Jalan keluar dari pantai ini sama seperti jalan masuknya, tapi nanti melewati jalan yang ketika pagi ditutup. Di jalan ini terlihat pemandangan yang cukup aneh. Di sepanjang jalan ditanami pohon jati baik di kiri ataupun di kanan jalan. Namun anehnya pohon jati sebelah kiri berdaun hijau, sedangkan sebelah kanan sudah meranggas terpisahkan oleh jalan, tentunya hal ini tidak terjadi di semua titik. Karena tidak membayar, jadi saya tidak tahu biaya retribusi ke pantai ini, bayar parkir pun tidak (mungkin standar tempat wisata). Perjalanan dilanjutkan ke arah Ambulu dan dilanjutkan ke arah Jember.
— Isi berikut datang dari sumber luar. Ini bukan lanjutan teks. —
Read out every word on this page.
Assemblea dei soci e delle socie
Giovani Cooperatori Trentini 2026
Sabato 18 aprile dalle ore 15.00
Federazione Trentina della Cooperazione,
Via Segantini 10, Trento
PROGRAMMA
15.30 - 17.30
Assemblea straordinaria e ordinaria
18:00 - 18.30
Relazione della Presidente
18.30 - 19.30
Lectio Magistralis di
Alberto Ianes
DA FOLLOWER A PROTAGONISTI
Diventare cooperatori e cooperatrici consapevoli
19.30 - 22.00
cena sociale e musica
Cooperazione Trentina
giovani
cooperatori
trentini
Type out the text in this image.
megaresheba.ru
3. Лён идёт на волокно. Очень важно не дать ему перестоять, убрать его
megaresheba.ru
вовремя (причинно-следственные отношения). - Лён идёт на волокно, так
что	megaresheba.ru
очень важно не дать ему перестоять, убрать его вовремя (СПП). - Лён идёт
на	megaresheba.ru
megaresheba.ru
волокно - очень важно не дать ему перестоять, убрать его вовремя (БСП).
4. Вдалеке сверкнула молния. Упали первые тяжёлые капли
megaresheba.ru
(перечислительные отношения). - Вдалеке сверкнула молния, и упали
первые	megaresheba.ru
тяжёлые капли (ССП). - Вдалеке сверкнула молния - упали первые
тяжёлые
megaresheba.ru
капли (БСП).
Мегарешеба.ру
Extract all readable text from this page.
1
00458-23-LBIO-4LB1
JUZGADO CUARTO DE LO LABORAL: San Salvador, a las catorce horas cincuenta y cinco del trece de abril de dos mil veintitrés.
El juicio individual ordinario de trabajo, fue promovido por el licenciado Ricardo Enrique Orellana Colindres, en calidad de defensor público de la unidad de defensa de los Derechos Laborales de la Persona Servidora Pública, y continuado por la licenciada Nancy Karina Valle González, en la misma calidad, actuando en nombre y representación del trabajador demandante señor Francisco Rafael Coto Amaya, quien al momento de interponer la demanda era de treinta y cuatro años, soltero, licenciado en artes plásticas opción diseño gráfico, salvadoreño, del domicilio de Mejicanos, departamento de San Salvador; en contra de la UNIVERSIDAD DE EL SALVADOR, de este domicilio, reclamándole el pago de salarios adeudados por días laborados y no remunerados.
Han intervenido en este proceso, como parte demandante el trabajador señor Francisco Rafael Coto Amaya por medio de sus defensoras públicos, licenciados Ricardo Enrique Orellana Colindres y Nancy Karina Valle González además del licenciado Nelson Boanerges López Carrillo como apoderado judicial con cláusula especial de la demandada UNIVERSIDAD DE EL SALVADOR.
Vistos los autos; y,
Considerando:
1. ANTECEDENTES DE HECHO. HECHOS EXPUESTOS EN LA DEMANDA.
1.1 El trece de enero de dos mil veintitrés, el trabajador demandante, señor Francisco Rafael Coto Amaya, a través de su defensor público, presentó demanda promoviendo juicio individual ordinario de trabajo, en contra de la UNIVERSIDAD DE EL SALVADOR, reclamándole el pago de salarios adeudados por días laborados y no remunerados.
Sepertinya jalan dari sini lebih mudah untuk mencapai pantai Papuma dan mungkin sudah ada petunjuk jelas, tidak seperti melewati sawah (-_-;). Saya sama sekali tidak melewati kota Jember karena langsung pakai jalan sidatan ke Banyuwangi. Padahal dua minggu setelah dari sini diadakan Jember Fashion Carnival yang kelihatannya lebih megah dari Solo Batik Carnival (padahal tidak nonton waktu ke Solo), karena pakaiannya lebih berjumbai-jumbai.
Pohon Jati
Jalan Jember – Banyuwangi awalnya biasa-biasa saja, tapi akhirnya kita akan melalui jalan menanjak berkelak-kelok dengan pinggiran hutan yang untungnya jalannya lebar. Sayangnya di jalan ini banyak pengemis yang meminta-minta seperti di daerah Alas Roban dan jalan Buntu – Banyumas. Yang meminta-minta sih kebanyakan yang wanita dengan membawa anaknya dan yang sudah tua. Kalau ngemis berjamaah gini melihatnya saja sudah memprihatinkan, padahal daerah lain yang masih sama pulaunya aja (ex: Gunungkidul) banyak wanita bahkan yang sudah tua berjalan jauh dengan membawa kayu kok malah di sini pada minta-minta, apa karena jalan tersebut jalan utama yang ramai kendaraan sehingga meminta-minta lebih menguntungkan daripada mengangkut kayu bakar? (maaf aku tidak berada di posisi mereka)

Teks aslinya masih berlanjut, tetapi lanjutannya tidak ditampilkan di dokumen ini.